The Mac clipboard and the Emacs kill ring (see Killing) are
synchronized by default: you can yank a piece of text and paste it
into another Mac application, or cut or copy one in another Mac
application and yank it into a Emacs buffer. This feature can be
disabled by setting x-select-enable-clipboard
to nil
.
One can still do copy and paste with another application from the Edit
menu.
On Mac, the role of the coding system for selection that is set by
set-selection-coding-system
(see Specify Coding) is
two-fold. First, it is used as a preferred coding system for the
traditional text flavor that does not specify any particular encodings
and is mainly used by applications on Mac OS Classic. Second, it
specifies the intermediate encoding for the UTF-16 text flavor that is
mainly used by applications on Mac OS X.
When pasting UTF-16 text data from the clipboard, it is first
converted to the encoding specified by the selection coding system
using the converter in the Mac OS system, and then decoded into the
Emacs internal encoding using the converter in Emacs. If the first
conversion failed, then the UTF-16 data is converted similarly but via
UTF-8. Copying UTF-16 text to the clipboard goes through the inverse
path. The reason for this two-pass decoding is to avoid subtle
differences in Unicode mappings between the Mac OS system and Emacs
such as various kinds of hyphens, to deal with UTF-16 data in native
byte order with no byte order mark, and to minimize users'
customization. For example, users that mainly use Latin characters
would prefer Greek characters to be decoded into the
mule-unicode-0100-24ff
charset, but Japanese users would prefer
them to be decoded into the japanese-jisx0208
charset. Since
the coding system for selection is automatically set according to the
system locale setting, users usually don't have to set it manually.
The default language environment (see Language Environments) is
set according to the locale setting at the startup time.

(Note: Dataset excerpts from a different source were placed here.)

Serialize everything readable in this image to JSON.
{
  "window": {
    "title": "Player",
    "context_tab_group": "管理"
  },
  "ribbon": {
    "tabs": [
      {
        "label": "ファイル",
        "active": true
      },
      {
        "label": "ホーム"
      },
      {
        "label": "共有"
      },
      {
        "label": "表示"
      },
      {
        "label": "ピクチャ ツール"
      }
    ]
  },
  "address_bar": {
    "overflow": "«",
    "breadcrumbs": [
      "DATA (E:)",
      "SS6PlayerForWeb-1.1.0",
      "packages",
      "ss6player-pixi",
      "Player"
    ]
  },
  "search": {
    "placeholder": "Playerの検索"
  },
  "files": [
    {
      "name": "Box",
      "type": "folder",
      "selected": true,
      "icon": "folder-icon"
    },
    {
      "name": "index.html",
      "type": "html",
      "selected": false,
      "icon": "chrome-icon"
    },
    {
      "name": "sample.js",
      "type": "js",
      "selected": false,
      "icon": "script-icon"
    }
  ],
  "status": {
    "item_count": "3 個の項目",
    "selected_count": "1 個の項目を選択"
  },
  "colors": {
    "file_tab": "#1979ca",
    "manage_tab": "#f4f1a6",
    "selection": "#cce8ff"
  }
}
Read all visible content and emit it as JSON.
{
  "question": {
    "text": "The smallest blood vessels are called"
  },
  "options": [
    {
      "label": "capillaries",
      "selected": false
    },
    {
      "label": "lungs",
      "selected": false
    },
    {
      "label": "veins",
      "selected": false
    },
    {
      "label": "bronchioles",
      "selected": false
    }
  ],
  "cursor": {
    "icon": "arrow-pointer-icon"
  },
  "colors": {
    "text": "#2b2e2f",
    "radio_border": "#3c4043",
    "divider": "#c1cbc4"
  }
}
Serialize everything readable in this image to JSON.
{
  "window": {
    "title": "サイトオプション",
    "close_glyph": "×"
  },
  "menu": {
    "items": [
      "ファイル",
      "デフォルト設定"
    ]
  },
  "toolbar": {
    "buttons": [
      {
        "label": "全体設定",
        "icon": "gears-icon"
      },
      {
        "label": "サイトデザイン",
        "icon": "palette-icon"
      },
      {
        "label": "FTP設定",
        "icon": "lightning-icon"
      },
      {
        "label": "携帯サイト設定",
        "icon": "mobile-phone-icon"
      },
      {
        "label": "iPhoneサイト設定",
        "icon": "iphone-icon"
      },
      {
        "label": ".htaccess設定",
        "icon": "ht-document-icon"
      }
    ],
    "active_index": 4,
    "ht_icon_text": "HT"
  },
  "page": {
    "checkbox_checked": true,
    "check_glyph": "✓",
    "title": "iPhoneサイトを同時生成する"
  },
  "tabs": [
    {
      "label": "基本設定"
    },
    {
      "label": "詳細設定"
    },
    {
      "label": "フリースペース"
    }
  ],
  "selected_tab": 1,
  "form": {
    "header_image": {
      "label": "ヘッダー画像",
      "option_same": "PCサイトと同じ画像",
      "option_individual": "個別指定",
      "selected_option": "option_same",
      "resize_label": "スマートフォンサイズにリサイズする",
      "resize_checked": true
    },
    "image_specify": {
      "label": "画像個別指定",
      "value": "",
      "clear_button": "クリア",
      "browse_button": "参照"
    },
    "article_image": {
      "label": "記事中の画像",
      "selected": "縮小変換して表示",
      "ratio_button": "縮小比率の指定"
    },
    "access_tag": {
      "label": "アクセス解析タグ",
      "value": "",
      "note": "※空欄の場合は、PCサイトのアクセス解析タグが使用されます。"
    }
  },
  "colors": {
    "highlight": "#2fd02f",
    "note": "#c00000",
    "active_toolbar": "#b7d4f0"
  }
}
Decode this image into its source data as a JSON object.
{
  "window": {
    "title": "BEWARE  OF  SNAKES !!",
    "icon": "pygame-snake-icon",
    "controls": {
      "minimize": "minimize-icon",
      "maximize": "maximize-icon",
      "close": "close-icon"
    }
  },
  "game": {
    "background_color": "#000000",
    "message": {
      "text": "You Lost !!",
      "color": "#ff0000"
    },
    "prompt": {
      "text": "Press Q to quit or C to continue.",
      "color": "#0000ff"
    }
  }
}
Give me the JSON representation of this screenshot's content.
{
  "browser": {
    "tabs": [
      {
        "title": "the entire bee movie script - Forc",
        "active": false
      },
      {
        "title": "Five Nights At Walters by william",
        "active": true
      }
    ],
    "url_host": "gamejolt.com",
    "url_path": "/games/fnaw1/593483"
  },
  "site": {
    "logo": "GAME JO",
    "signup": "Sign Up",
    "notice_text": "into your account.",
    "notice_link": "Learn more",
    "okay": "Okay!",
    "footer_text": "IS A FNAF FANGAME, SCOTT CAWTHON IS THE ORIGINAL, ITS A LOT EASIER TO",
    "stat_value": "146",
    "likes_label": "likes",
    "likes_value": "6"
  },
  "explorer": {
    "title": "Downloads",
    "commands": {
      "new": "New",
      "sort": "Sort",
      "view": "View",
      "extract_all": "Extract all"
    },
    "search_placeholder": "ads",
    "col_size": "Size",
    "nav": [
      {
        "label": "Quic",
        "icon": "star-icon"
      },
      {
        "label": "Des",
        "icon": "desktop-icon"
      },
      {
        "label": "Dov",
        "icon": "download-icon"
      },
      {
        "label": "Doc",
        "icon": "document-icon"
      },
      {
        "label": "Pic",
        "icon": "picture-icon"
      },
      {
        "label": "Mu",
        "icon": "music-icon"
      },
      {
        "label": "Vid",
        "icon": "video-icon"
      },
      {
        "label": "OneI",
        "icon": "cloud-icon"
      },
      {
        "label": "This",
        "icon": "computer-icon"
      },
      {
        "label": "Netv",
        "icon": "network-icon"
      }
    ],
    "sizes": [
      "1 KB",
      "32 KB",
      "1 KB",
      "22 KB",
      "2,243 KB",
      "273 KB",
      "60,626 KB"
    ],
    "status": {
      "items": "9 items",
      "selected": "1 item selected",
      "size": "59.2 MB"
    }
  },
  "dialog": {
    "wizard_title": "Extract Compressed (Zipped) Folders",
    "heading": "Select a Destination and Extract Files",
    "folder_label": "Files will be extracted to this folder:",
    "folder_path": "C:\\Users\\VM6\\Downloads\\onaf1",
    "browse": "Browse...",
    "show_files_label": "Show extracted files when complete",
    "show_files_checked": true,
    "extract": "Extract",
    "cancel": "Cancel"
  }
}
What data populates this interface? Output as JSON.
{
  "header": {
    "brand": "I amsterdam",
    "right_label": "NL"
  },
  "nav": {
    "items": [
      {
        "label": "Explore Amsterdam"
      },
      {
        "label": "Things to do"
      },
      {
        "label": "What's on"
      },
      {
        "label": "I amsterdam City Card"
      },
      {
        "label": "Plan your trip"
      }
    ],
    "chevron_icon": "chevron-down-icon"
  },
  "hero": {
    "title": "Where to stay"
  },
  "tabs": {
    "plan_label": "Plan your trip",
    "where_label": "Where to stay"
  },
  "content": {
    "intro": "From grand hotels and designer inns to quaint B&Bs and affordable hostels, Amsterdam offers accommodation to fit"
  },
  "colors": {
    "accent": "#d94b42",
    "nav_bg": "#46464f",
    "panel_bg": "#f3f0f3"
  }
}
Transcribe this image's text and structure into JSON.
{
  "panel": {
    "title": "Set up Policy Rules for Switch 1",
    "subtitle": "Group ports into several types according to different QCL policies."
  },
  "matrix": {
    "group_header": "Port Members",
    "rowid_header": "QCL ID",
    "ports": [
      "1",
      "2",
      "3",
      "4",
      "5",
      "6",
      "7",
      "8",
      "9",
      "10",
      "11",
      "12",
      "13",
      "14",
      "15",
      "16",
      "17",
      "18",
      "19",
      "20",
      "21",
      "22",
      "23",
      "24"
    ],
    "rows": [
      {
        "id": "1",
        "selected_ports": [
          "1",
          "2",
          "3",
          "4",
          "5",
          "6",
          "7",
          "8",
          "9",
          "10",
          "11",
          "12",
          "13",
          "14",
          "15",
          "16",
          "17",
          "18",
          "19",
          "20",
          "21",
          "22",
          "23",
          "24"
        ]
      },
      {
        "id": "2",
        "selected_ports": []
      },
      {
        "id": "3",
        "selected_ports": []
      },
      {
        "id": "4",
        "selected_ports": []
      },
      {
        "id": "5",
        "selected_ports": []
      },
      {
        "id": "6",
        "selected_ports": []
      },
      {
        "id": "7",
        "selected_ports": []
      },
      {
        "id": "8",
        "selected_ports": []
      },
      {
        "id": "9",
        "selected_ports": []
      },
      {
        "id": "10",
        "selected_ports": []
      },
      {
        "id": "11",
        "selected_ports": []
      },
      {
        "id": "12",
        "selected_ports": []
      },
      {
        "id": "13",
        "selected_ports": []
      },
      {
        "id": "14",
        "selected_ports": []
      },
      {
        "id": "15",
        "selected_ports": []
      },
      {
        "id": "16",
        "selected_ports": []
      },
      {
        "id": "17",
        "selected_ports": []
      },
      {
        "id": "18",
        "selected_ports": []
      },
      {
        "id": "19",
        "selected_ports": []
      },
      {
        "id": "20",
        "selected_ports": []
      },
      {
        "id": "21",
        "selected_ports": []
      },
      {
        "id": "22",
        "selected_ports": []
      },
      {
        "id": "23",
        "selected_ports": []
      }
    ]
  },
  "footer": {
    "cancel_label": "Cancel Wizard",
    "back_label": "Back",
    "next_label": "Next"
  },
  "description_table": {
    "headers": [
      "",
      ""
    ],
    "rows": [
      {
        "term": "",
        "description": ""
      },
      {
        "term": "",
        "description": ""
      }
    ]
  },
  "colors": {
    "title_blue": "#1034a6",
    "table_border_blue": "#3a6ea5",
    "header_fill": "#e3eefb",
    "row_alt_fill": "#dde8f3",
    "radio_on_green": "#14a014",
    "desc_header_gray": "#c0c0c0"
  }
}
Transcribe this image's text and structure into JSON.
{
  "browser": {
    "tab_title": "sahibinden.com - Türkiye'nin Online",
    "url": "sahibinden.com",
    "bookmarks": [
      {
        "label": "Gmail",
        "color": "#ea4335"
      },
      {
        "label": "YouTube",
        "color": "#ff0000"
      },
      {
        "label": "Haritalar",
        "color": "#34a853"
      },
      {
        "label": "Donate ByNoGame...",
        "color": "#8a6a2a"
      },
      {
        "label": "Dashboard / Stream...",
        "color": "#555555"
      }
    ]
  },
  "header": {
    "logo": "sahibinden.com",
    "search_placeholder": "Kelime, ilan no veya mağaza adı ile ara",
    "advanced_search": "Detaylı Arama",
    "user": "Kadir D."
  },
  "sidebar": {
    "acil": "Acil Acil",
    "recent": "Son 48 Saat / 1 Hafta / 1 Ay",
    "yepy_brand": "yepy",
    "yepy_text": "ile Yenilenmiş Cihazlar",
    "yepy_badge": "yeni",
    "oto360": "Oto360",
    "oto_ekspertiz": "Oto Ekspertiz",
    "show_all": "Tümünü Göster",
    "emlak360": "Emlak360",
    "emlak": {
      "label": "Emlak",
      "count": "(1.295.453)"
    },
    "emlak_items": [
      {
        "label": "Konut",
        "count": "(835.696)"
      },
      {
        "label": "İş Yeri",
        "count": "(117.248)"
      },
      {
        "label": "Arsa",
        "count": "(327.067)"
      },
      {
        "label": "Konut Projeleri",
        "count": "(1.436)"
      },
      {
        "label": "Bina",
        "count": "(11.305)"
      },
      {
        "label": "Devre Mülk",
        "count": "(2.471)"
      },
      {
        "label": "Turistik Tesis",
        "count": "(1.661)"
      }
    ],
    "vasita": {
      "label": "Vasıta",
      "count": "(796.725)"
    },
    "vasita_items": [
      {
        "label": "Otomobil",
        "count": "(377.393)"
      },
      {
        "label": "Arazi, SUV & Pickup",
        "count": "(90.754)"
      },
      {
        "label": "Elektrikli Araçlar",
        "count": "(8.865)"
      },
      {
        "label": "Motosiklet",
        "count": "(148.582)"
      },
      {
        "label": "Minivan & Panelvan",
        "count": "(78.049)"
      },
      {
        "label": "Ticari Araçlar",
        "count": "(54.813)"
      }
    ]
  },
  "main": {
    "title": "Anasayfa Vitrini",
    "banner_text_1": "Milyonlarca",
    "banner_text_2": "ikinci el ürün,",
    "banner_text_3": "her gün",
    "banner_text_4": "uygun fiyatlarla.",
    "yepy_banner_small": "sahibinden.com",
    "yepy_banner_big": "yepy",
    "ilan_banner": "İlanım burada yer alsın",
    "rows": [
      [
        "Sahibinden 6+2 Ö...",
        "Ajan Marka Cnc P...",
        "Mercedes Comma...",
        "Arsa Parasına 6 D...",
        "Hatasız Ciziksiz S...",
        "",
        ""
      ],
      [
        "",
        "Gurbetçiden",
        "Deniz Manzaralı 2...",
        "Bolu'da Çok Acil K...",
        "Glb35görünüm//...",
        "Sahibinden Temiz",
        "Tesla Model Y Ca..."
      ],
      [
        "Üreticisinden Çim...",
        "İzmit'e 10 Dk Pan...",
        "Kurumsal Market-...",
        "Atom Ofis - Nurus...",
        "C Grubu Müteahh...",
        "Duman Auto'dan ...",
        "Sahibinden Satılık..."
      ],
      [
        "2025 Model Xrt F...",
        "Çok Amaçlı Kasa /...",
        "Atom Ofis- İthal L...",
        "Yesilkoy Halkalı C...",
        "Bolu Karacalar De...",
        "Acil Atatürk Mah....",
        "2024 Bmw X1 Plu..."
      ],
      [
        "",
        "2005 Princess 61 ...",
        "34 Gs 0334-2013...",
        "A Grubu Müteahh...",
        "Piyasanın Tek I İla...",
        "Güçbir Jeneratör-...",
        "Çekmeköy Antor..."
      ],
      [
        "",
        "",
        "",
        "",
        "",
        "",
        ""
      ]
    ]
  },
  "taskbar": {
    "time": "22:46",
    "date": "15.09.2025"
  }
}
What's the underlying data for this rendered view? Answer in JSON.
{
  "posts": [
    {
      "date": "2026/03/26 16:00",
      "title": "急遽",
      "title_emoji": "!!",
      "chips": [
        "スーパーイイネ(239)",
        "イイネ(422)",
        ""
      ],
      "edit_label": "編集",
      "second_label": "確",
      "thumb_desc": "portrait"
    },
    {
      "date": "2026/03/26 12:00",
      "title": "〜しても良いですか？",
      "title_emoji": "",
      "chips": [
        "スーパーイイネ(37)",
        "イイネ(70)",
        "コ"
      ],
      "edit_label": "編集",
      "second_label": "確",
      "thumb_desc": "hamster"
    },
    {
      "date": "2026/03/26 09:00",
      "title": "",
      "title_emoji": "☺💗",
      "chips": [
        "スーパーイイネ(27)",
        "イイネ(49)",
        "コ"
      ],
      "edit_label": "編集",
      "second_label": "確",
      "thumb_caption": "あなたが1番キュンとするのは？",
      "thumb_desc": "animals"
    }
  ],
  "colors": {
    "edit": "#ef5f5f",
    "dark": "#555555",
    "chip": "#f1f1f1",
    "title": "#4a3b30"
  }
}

On Mac OS,
the locale setting is consulted in the following order:
- Environment variables LC_ALL, LC_CTYPE and LANG as
in other systems.
- Preference
AppleLocale
that is set by default on Mac OS X 10.3
and later.
- Preference
AppleLanguages
that is set by default on Mac OS X
10.1 and later.
- Variable
mac-system-locale
that is derived from the system
language and region codes. This variable is available on all
supported Mac OS versions including Mac OS Classic.
The default values of almost all variables about coding systems are
also set according to the language environment. So usually you don't
have to customize these variables manually.